Princípio do Dia
A amiga Yvette sempre me manda coisas lindas.
Hoje chegou este poema do Ruy Knopfly. Compartilho e celebro.
***
"Rompe-me o sono um latir de cães
na madrugada. Acordo na antemanhã
de gritos desconexos e sacudo
de mim os restos da noite
e a cinza dos cigarros fumados
na véspera.
Digo adeus à noite sem saudade,
digo bom-dia ao novo dia.
Na mesa o retrato ganha contorno,
digo-lhe bom-dia
e sei que intimamente ele responde.
Saio para a rua
e vou dizendo bom-dia em surdina
às coisas e pessoas por que passo.
No escritório digo bom-dia.
Dizem-me bom-dia como quem fecha
uma janela sobre o nevoeiro,
palavras ditas com a epiderme,
som dissonante, opaco, pesado muro
entre o sentir e o falar.
E bom dia já não é mais a ponte
que eu experimentei levantar.
Calado,
sento-me à secretária, soturno, desencantado.

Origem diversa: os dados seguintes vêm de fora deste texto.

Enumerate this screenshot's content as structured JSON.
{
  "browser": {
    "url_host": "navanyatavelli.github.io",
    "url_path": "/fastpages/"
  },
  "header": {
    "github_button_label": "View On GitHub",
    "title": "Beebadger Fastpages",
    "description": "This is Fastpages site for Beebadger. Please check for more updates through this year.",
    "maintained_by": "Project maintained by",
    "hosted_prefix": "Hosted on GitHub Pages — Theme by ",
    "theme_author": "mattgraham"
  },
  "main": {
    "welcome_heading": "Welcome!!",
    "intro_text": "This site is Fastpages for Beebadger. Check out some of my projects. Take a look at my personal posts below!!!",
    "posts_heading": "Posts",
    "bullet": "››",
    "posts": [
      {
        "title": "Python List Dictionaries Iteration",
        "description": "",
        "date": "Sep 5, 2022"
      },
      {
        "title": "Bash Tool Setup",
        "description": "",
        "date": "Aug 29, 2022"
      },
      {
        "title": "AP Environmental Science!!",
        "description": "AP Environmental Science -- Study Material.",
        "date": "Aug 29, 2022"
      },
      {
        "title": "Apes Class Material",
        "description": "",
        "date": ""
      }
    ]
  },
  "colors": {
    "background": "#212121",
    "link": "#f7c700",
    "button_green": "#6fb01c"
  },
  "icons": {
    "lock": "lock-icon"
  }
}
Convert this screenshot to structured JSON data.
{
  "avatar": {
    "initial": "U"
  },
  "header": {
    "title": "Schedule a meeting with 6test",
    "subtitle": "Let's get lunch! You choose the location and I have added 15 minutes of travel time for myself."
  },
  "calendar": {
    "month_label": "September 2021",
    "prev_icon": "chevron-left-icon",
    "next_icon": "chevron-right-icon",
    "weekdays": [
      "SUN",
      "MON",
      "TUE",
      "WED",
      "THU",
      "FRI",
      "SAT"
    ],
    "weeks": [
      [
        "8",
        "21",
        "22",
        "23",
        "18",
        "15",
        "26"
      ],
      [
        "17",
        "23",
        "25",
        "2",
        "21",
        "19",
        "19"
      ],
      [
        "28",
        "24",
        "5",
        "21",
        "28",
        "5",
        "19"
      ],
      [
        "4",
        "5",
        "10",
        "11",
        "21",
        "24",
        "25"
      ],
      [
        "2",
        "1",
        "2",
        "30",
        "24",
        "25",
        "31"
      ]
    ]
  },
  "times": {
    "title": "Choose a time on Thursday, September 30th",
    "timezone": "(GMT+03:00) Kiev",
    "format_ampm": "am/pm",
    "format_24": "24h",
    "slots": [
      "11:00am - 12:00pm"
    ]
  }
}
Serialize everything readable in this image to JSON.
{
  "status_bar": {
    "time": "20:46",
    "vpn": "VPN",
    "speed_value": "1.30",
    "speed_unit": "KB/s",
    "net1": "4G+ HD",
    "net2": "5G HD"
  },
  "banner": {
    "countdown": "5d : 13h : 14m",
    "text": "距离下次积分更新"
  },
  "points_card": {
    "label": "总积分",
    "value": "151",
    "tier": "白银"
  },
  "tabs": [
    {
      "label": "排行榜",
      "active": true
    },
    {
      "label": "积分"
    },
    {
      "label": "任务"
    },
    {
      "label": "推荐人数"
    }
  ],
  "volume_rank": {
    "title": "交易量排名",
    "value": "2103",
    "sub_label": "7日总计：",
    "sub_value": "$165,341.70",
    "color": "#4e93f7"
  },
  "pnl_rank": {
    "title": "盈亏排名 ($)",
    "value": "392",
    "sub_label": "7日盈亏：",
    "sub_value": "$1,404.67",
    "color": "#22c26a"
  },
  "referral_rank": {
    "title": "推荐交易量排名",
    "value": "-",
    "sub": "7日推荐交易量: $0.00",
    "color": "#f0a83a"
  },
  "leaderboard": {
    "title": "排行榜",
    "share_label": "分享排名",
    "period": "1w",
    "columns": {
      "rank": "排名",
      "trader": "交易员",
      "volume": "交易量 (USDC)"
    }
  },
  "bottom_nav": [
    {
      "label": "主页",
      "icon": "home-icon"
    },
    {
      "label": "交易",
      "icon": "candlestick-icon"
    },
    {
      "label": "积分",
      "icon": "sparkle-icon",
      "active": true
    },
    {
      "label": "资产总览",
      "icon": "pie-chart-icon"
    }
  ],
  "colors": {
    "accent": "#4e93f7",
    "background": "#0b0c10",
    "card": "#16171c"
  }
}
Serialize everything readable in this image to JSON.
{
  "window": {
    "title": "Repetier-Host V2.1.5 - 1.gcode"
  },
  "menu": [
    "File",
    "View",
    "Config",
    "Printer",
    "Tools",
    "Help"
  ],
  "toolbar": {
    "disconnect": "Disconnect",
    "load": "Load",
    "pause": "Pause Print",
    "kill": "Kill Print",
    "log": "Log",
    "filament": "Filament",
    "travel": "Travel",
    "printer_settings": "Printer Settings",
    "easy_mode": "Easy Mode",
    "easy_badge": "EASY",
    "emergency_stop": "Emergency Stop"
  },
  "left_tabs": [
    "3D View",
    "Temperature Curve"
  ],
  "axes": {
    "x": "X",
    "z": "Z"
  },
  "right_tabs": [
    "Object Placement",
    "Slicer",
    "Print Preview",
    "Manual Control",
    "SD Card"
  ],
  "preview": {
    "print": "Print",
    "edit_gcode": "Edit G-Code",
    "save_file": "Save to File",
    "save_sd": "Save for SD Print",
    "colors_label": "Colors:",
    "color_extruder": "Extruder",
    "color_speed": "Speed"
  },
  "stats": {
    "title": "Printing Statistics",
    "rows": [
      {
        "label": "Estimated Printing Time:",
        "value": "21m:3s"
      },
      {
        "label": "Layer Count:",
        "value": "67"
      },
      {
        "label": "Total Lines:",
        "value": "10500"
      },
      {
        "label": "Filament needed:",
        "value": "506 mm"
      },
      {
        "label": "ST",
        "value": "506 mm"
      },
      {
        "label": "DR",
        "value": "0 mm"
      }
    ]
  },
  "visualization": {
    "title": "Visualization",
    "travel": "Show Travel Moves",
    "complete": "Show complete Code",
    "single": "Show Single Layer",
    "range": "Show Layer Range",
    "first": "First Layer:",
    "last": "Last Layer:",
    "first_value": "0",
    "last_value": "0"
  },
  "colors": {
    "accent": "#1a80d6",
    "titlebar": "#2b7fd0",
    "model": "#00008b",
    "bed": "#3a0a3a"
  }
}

(Amanhã volto a experimentar).
Rui Knopfli
2 Comentários:
E pra tabela com Yvette, do mesmo autor moçambicano:
MAXILAR TRISTE
Suave curva dolorosa
atenuando o bordo rijo
desse rosto derradeiro
de brancura infinita.
Impugnando-lhe a doçura,
a antinomia do tempo
acentuará os duros ângulos
num mapa de tristeza
irreparável. O sorriso
vago nela projecta um
brilho fosco de loiça antiga:
espreitando na carne
os dentes anunciam o resto."
Salve.
Pra que tantas palavras ? Melhor não tê-las, que venha sempre raiar o esquecimento.
Palavras vazias, pura palavras ocas. Furadas, mal avisadas, cegamente distorcidas. São as tuas, as tuas palavras iludidas.